Он был уверен (и основания к тому были), что деляги «Граммофона» имеют хорошую деньгу, видел, как они бегали закупать шампанское и дорогую немецкую водку в ларьках. По его прикидкам, гулянка затянется до сумерек, особняк на отшибе, прохожих мало, да и не полезут в нынешние времена прохожие ни в какие разборки. В худшем случае кто-то что-то увидит из окна да позвонит в милицию. И на это надо иметь смелость – в милиции телефоны с определителем номера, а поскольку все они там куплены – этот слушок Гнутый распространял и пестовал ежедневно по совету старших товарищей, – то звонить было опасно.
Получалось, что деятели «Граммофона» попадут в волчью засаду Гнутого обреченно и послушно, как барашки. Потрошить их следует без особого шума, тем более, как прикинул Гнутый, они будут пьяны и к настоящему сопротивлению не способны. Главное, не пропустить тех немногих, кто не струсит, может взбрыкнуть и своим примером увлечь остальных – робких, но жадных к своему имуществу. Такого деятеля надо вырубить сразу. В коллективную смелость Гнутый не верил, поскольку, будучи отчаянным трусом, был уверен, что и все остальные трусливы, когда не в кодле, когда на их стороне не трехкратный перевес в силе.
Все началось, как по нотам. Гнутого не обвинишь в дубовой тупости или незнании психологии подвыпивших людей после зарплаты.

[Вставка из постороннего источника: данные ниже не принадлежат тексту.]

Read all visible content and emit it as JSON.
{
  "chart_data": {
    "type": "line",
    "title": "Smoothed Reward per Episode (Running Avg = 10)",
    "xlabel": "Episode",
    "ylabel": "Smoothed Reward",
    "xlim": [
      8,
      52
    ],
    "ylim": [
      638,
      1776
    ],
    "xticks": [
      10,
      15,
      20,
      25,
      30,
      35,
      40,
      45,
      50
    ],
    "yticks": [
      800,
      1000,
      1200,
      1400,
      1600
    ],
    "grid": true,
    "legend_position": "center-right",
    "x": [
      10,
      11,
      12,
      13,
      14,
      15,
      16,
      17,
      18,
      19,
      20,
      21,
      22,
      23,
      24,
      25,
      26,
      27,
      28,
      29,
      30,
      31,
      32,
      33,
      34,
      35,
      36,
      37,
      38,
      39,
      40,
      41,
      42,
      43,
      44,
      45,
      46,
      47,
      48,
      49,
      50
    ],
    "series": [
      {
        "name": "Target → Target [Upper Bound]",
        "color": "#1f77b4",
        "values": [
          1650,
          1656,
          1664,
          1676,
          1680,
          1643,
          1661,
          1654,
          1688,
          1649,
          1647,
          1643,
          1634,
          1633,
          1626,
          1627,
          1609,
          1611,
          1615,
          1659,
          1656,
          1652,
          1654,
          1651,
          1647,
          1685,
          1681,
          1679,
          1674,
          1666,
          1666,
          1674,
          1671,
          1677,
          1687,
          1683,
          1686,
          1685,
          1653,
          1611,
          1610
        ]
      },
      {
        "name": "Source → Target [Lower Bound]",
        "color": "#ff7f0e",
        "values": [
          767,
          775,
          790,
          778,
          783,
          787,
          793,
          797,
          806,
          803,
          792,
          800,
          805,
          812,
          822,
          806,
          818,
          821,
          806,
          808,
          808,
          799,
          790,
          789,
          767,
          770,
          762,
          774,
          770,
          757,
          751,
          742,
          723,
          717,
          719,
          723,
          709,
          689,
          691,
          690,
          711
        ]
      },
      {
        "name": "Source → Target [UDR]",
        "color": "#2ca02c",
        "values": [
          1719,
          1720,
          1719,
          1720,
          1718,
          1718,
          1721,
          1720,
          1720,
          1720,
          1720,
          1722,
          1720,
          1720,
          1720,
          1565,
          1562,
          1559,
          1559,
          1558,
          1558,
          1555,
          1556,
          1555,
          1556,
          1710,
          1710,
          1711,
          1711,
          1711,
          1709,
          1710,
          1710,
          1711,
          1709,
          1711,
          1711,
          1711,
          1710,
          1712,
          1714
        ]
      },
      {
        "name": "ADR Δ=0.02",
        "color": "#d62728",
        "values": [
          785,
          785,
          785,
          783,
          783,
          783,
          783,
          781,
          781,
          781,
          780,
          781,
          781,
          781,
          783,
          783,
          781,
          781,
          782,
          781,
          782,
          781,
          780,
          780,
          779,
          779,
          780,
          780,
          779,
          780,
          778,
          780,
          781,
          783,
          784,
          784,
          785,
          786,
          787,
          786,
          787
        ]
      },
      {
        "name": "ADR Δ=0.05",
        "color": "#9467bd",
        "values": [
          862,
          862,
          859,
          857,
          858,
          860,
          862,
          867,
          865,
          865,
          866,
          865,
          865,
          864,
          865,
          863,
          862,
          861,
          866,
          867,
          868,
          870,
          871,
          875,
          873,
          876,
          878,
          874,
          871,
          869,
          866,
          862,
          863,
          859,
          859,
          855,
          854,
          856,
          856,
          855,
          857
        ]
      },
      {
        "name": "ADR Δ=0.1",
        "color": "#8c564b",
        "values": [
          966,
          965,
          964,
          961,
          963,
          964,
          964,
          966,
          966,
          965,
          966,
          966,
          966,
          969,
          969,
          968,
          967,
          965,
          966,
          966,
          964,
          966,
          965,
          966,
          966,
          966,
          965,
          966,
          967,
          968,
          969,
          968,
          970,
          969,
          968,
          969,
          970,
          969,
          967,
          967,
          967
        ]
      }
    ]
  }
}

Около одиннадцати в особняке начал гаснуть свет, и еще минут через пятнадцать веселая компания вышла на крыльцо.
Охранник закрыл за ними дверь.
Вся компания двинулась в направлении метро.
И уже через минуту оказалась в тесном кольце шайки Гнутого.
– Тихо, дамы, тихо, господа! – принялся изгиляться Гнутый, со злорадной радостью увидев, как вспыхнул страх в глазах девушек, стоявших напротив него. – Барышням не визжать, кавалерам не дергаться!
При эти словах он повертел в пальцах (при перчатках, конечно!) широким лезвием опасной бритвы. Лезвие грозно сверкнуло, отразив в темноте свет далекого фонаря.
– Дамочки, сдавайте сумочки, кавалеры, вытаскивайте гаманки да бумажники!
– А ху-ху не хо-хо? – крикнул Коля Колесников и размахнулся, чтобы влепить Гнутому по зубам. Но завизжала и метнулась ему под руку Нина, удара не получилось, а Семка Ляк, ждавший этого момента, уже свирепый до пены на губах, крысой прыгнул на спину Коли, схватил за ухо и резанул по нему ножом. Ухо осталось в руках Семки, брызнула кровь. Может, от вида крови первой бы кинулась врассыпную шпана, но все испортила решительность и многоопытность шефа фирмы Агафонского.
– Тихо! – крикнул Агафонский. – Тихо, мужики! Мы согласны! Только без крови. Спокойно, девочки! Жизнь дороже.
– Правильные слова, – одобрил Гнутый, чувствуя, что еще бы мгновение, и он позорно обдулся в свои джинсы – так ему было страшно.
Властный голос Агафонского сработал. Трое сноровистых парнишек вклинились в ряды фирмачей, подставляя раскрытые спортивные сумки (технологию обираловки Гнутый тоже продумал), куда полетели бумажники, сумочки и кошельки. Кассир Лажечников самообладания не потерял, бросил кошелек, а большое, как у официанта, портмоне с зарплатой зажал, спустил в кальсоны, портмоне застряло у него где-то у колен. Хорошо, что носил подштанники по причине давних ревматических болей.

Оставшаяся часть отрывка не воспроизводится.